Unfortunately that upgrade caused a lot of troubles:
- There was ~60% drop in DGM cases.
- KV latency in non-DGM cases became more inconsistent.
I started analyzing the most basic case with the initial data load. I noticed that the drain rate became more choppy on 3 boxes (see screenshot) while one server was working just fine.
I tried to examine IO performance using standalone benchmarks but I didn't manage to find anything interesting.
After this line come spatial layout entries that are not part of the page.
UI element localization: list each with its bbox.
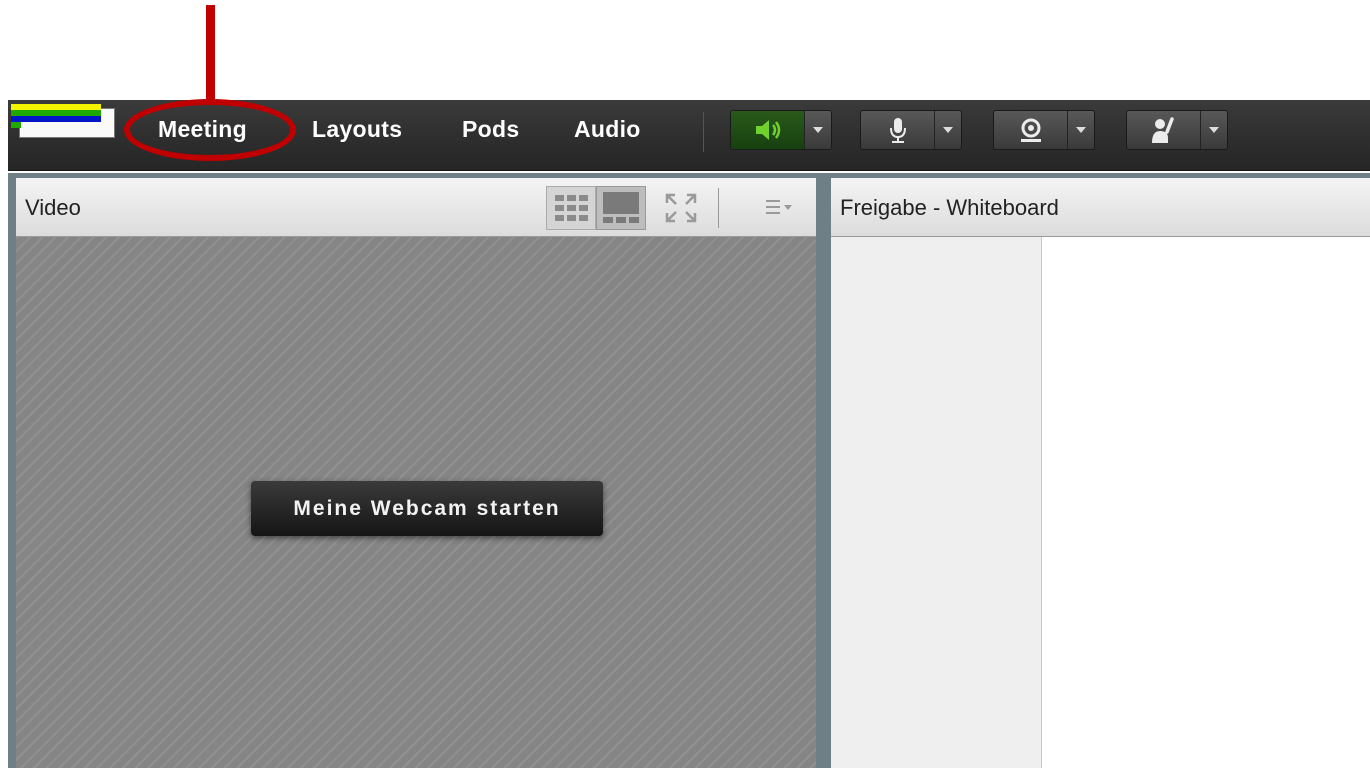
menu-layouts[interactable]: Layouts xyxy=(312,116,402,143)
share-pod-header: Freigabe - Whiteboard xyxy=(831,178,1370,237)
raise-hand-dropdown[interactable] xyxy=(1200,111,1227,149)
video-pod: Video Meine Webcam starten xyxy=(8,173,823,768)
whiteboard-margin xyxy=(831,237,1042,768)
menu-audio[interactable]: Audio xyxy=(574,116,641,143)
grid-view-icon[interactable] xyxy=(546,186,596,230)
menu-pods[interactable]: Pods xyxy=(462,116,519,143)
chevron-down-icon xyxy=(1209,127,1219,133)
start-webcam-button[interactable]: Meine Webcam starten xyxy=(251,481,603,536)
chevron-down-icon xyxy=(813,127,823,133)
video-pod-header: Video xyxy=(16,178,816,237)
annotation-arrow-line xyxy=(206,5,215,101)
app-logo xyxy=(11,102,115,138)
pod-options-menu-icon[interactable] xyxy=(764,196,796,218)
top-menu-bar: Meeting Layouts Pods Audio xyxy=(8,100,1370,171)
microphone-dropdown[interactable] xyxy=(934,111,961,149)
menu-separator xyxy=(703,112,704,152)
chevron-down-icon xyxy=(1076,127,1086,133)
fullscreen-icon[interactable] xyxy=(664,192,698,224)
menu-meeting[interactable]: Meeting xyxy=(158,116,247,143)
webcam-button[interactable] xyxy=(993,110,1095,150)
speaker-dropdown[interactable] xyxy=(804,111,831,149)
header-separator xyxy=(718,188,719,228)
speaker-icon[interactable] xyxy=(731,111,805,149)
chevron-down-icon xyxy=(943,127,953,133)
raise-hand-icon[interactable] xyxy=(1127,111,1201,149)
raise-hand-button[interactable] xyxy=(1126,110,1228,150)
speaker-button[interactable] xyxy=(730,110,832,150)
microphone-button[interactable] xyxy=(860,110,962,150)
share-pod: Freigabe - Whiteboard xyxy=(823,173,1370,768)
share-pod-title: Freigabe - Whiteboard xyxy=(840,195,1059,220)
microphone-icon[interactable] xyxy=(861,111,935,149)
whiteboard-canvas[interactable] xyxy=(1042,237,1370,768)
single-view-icon[interactable] xyxy=(596,186,646,230)
webcam-icon[interactable] xyxy=(994,111,1068,149)
video-pod-title: Video xyxy=(25,195,81,220)
video-area: Meine Webcam starten xyxy=(16,237,816,768)
webcam-dropdown[interactable] xyxy=(1067,111,1094,149)
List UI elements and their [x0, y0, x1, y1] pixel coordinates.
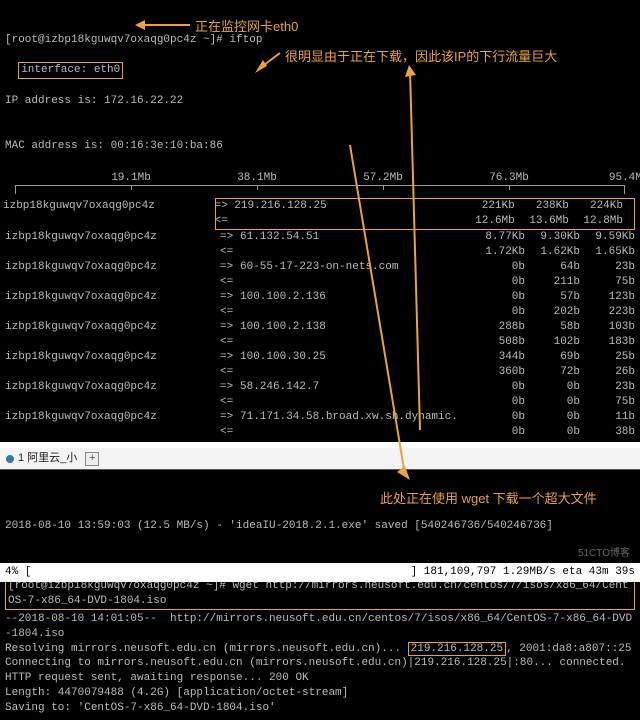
resolved-ip-box: 219.216.128.25	[408, 642, 506, 656]
annotation-wget: 此处正在使用 wget 下载一个超大文件	[380, 490, 597, 508]
progress-left: 4% [	[5, 565, 31, 580]
table-row: izbp18kguwqv7oxaqg0pc4z=>58.246.142.70b0…	[5, 380, 635, 395]
wget-out-6: Saving to: 'CentOS-7-x86_64-DVD-1804.iso…	[5, 702, 276, 714]
tx-arrow-icon: =>	[215, 199, 235, 214]
progress-right: ] 181,109,797 1.29MB/s eta 43m 39s	[411, 565, 635, 580]
traffic-table: izbp18kguwqv7oxaqg0pc4z=>61.132.54.518.7…	[0, 230, 640, 440]
saved-line: 2018-08-10 13:59:03 (12.5 MB/s) - 'ideaI…	[5, 520, 553, 532]
wget-terminal: 2018-08-10 13:59:03 (12.5 MB/s) - 'ideaI…	[0, 470, 640, 720]
table-row: <=0b0b75b	[5, 395, 635, 410]
wget-out-2b: , 2001:da8:a807::25	[506, 643, 631, 655]
wget-out-2a: Resolving mirrors.neusoft.edu.cn (mirror…	[5, 643, 408, 655]
tab-bar: 1 阿里云_小 +	[0, 448, 640, 470]
wget-cmd-box: [root@izbp18kguwqv7oxaqg0pc4z ~]# wget h…	[5, 578, 635, 610]
annotation-eth0: 正在监控网卡eth0	[195, 18, 298, 36]
interface-box: interface: eth0	[18, 62, 123, 79]
tab-label[interactable]: 1 阿里云_小	[18, 451, 77, 466]
remote-host: 219.216.128.25	[234, 199, 460, 214]
annotation-traffic: 很明显由于正在下载，因此该IP的下行流量巨大	[285, 48, 557, 66]
table-row: <=0b0b38b	[5, 425, 635, 440]
iftop-terminal: [root@izbp18kguwqv7oxaqg0pc4z ~]# iftop …	[0, 0, 640, 171]
table-row: <=0b211b75b	[5, 275, 635, 290]
highlight-first-row: izbp18kguwqv7oxaqg0pc4z=>219.216.128.252…	[215, 198, 635, 230]
mac-line: MAC address is: 00:16:3e:10:ba:86	[5, 139, 635, 154]
scale-5: 95.4Mb	[609, 171, 640, 186]
wget-out-1: --2018-08-10 14:01:05-- http://mirrors.n…	[5, 613, 632, 640]
wget-out-4: HTTP request sent, awaiting response... …	[5, 672, 309, 684]
scale-bar: 19.1Mb 38.1Mb 57.2Mb 76.3Mb 95.4Mb	[5, 171, 635, 197]
table-row: izbp18kguwqv7oxaqg0pc4z=>61.132.54.518.7…	[5, 230, 635, 245]
new-tab-button[interactable]: +	[85, 452, 99, 466]
scale-3: 57.2Mb	[363, 171, 403, 186]
wget-out-5: Length: 4470079488 (4.2G) [application/o…	[5, 687, 348, 699]
table-row: <=1.72Kb1.62Kb1.65Kb	[5, 245, 635, 260]
table-row: izbp18kguwqv7oxaqg0pc4z=>219.216.128.252…	[3, 199, 623, 214]
table-row: <=360b72b26b	[5, 365, 635, 380]
tab-active-icon	[6, 455, 14, 463]
scale-1: 19.1Mb	[111, 171, 151, 186]
local-host: izbp18kguwqv7oxaqg0pc4z	[3, 199, 215, 214]
ip-line: IP address is: 172.16.22.22	[5, 94, 635, 109]
table-row: <=508b102b183b	[5, 335, 635, 350]
table-row: izbp18kguwqv7oxaqg0pc4z=>71.171.34.58.br…	[5, 410, 635, 425]
table-row: <=0b202b223b	[5, 305, 635, 320]
table-row: izbp18kguwqv7oxaqg0pc4z=>100.100.2.1360b…	[5, 290, 635, 305]
table-row: izbp18kguwqv7oxaqg0pc4z=>100.100.2.13828…	[5, 320, 635, 335]
scale-2: 38.1Mb	[237, 171, 277, 186]
prompt-line: [root@izbp18kguwqv7oxaqg0pc4z ~]# iftop	[5, 33, 635, 48]
status-bar: 4% [ ] 181,109,797 1.29MB/s eta 43m 39s	[0, 563, 640, 582]
rx-arrow-icon: <=	[215, 214, 235, 229]
table-row: izbp18kguwqv7oxaqg0pc4z=>60-55-17-223-on…	[5, 260, 635, 275]
table-row: izbp18kguwqv7oxaqg0pc4z=>100.100.30.2534…	[5, 350, 635, 365]
wget-out-3: Connecting to mirrors.neusoft.edu.cn (mi…	[5, 657, 626, 669]
watermark: 51CTO博客	[578, 547, 630, 561]
scale-4: 76.3Mb	[489, 171, 529, 186]
table-row: <=12.6Mb13.6Mb12.8Mb	[3, 214, 623, 229]
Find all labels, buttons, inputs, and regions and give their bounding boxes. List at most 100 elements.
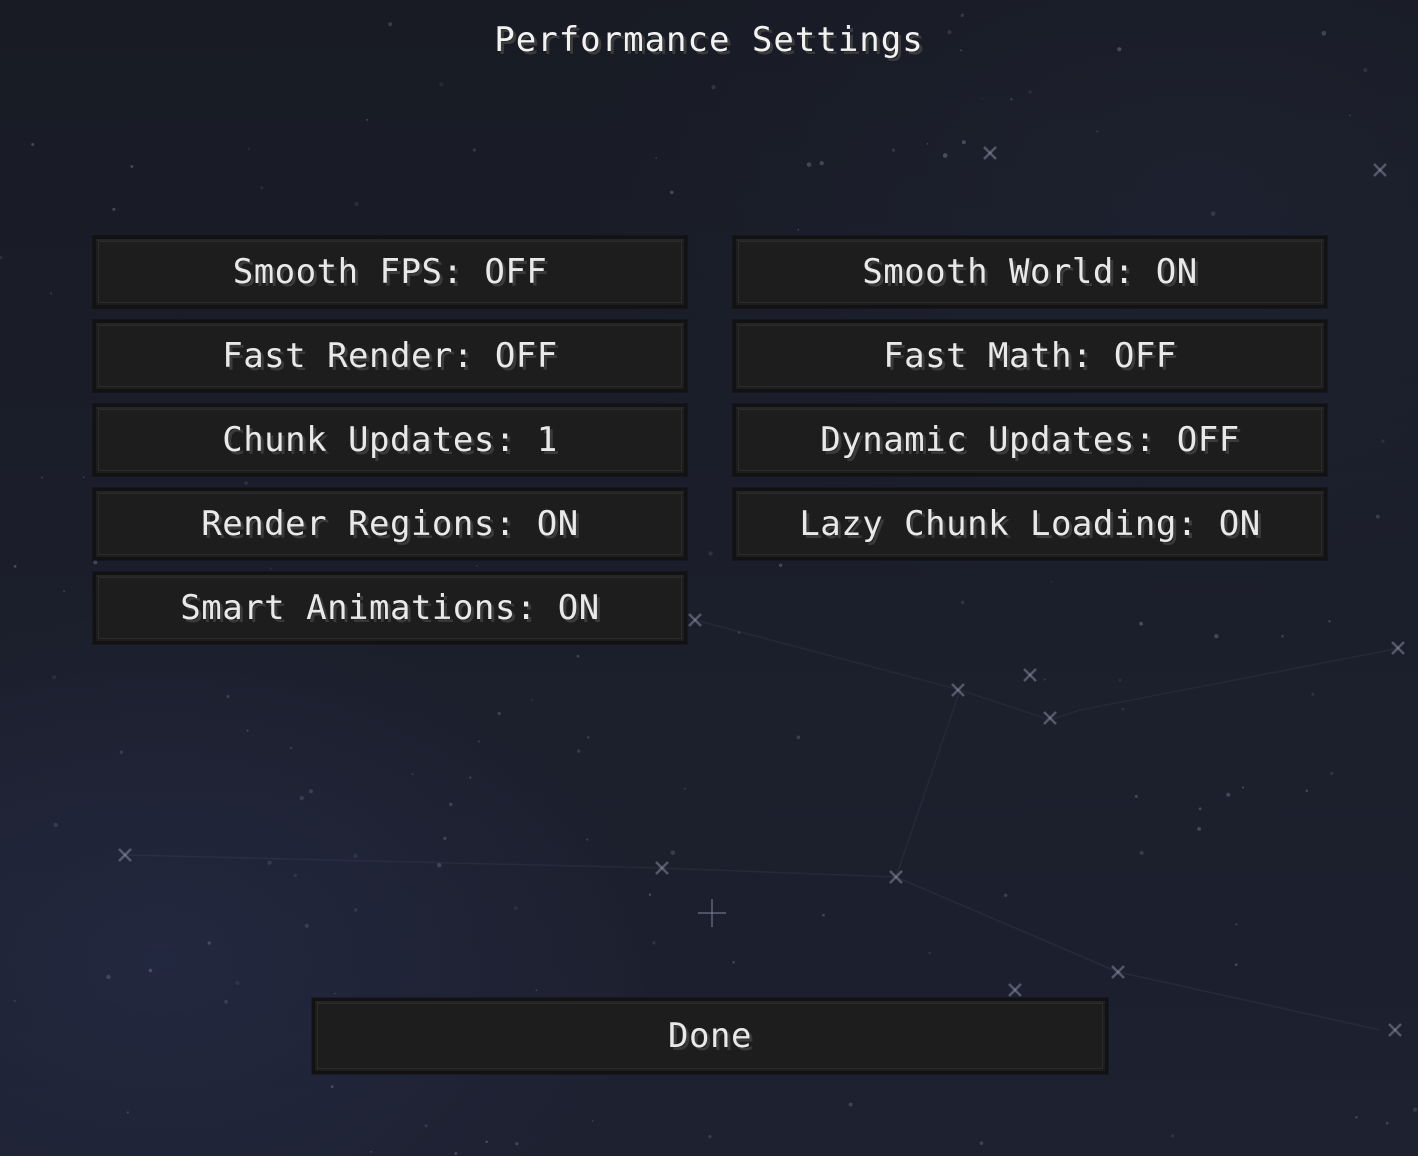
star xyxy=(737,631,741,634)
star xyxy=(515,1142,519,1146)
star xyxy=(1028,90,1032,94)
star xyxy=(224,999,228,1004)
star xyxy=(981,97,984,100)
star xyxy=(485,1140,488,1144)
star xyxy=(961,140,966,145)
star xyxy=(352,853,358,859)
star xyxy=(655,157,658,160)
bright-star xyxy=(983,146,997,160)
smart-animations-button[interactable]: Smart Animations: ON xyxy=(93,572,687,644)
chunk-updates-label: Chunk Updates: 1 xyxy=(222,420,558,460)
star xyxy=(979,1141,984,1145)
star xyxy=(53,822,58,828)
star xyxy=(244,481,249,486)
star xyxy=(531,699,534,701)
star xyxy=(942,153,948,158)
star xyxy=(260,186,264,190)
star xyxy=(711,84,716,90)
render-regions-label: Render Regions: ON xyxy=(201,504,579,544)
star xyxy=(82,476,85,479)
dynamic-updates-button[interactable]: Dynamic Updates: OFF xyxy=(733,404,1327,476)
bright-star xyxy=(1388,1023,1402,1037)
star xyxy=(226,694,230,699)
star xyxy=(1281,634,1284,638)
star xyxy=(683,787,686,790)
star xyxy=(267,860,272,865)
star xyxy=(928,951,931,955)
done-button[interactable]: Done xyxy=(312,998,1108,1074)
star xyxy=(304,923,309,928)
bright-star xyxy=(1111,965,1125,979)
smart-animations-label: Smart Animations: ON xyxy=(180,588,600,628)
star xyxy=(13,565,17,568)
star xyxy=(652,941,656,945)
star xyxy=(148,968,153,973)
star xyxy=(106,974,111,980)
star xyxy=(1050,580,1053,583)
star xyxy=(1139,621,1143,626)
star xyxy=(1134,794,1138,798)
star xyxy=(648,893,652,896)
star xyxy=(1355,1116,1358,1119)
fast-math-label: Fast Math: OFF xyxy=(883,336,1177,376)
bright-star xyxy=(1008,983,1022,997)
star xyxy=(411,773,414,776)
star xyxy=(31,143,35,147)
star xyxy=(63,590,65,592)
star xyxy=(1305,789,1309,793)
star xyxy=(670,190,674,195)
star xyxy=(1210,211,1216,216)
smooth-world-button[interactable]: Smooth World: ON xyxy=(733,236,1327,308)
render-regions-button[interactable]: Render Regions: ON xyxy=(93,488,687,560)
star xyxy=(778,563,783,567)
star xyxy=(93,560,98,565)
star xyxy=(591,1119,594,1122)
star xyxy=(513,906,518,911)
star xyxy=(299,795,305,801)
star xyxy=(1328,620,1331,623)
dynamic-updates-label: Dynamic Updates: OFF xyxy=(820,420,1240,460)
star xyxy=(477,740,480,743)
star xyxy=(1242,786,1245,789)
star xyxy=(469,776,472,779)
fast-math-button[interactable]: Fast Math: OFF xyxy=(733,320,1327,392)
chunk-updates-button[interactable]: Chunk Updates: 1 xyxy=(93,404,687,476)
star xyxy=(334,992,336,995)
fast-render-button[interactable]: Fast Render: OFF xyxy=(93,320,687,392)
star xyxy=(454,1152,458,1155)
star xyxy=(475,564,478,567)
star xyxy=(1234,963,1238,967)
constellation-line xyxy=(895,689,961,878)
star xyxy=(497,711,501,716)
star xyxy=(443,836,447,841)
star xyxy=(848,1102,853,1107)
smooth-world-label: Smooth World: ON xyxy=(862,252,1198,292)
smooth-fps-label: Smooth FPS: OFF xyxy=(232,252,548,292)
star xyxy=(1330,771,1334,775)
star xyxy=(366,118,369,121)
star xyxy=(576,654,580,658)
smooth-fps-button[interactable]: Smooth FPS: OFF xyxy=(93,236,687,308)
star xyxy=(0,256,3,260)
star xyxy=(806,162,812,167)
lazy-chunk-loading-label: Lazy Chunk Loading: ON xyxy=(799,504,1261,544)
star xyxy=(1311,692,1315,696)
star xyxy=(1412,1107,1418,1112)
star xyxy=(1348,114,1351,117)
star xyxy=(41,476,44,479)
star xyxy=(1004,893,1008,898)
star xyxy=(1043,678,1046,681)
star xyxy=(1235,923,1238,926)
star xyxy=(1171,1134,1174,1138)
star xyxy=(330,1085,334,1089)
star xyxy=(1226,792,1231,797)
lazy-chunk-loading-button[interactable]: Lazy Chunk Loading: ON xyxy=(733,488,1327,560)
star xyxy=(586,838,589,841)
star xyxy=(1381,439,1385,443)
star xyxy=(437,862,442,868)
star xyxy=(49,292,53,295)
star xyxy=(708,551,713,556)
star xyxy=(424,1124,428,1128)
star xyxy=(819,161,824,166)
bright-star xyxy=(688,613,702,627)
Only read and write performance of Couchbase Server was affected.
Eventually I noticed a tiny difference between those boxes. "Bad" machines had kernel 3.10.0-514.6.2 and "good" machine had 3.10.0-514.2.2. A few experiments confirmed that upgrade from *.514.2.2 to *.514.6.2. caused all those problems.
I downgraded our servers all the way to 3.10.0-317 and relaxed. Until I started working with a setup provided by one of our partners. That setup has RHEL 7.3 with 3.10.0-514.6.2 and I am supposed to run some heavy DGM workloads...
RHEL/CentOS is a very conservative distribution. Who knows how long this issue will remain open. I think we better find out what exactly happened before other people start hitting the same problem.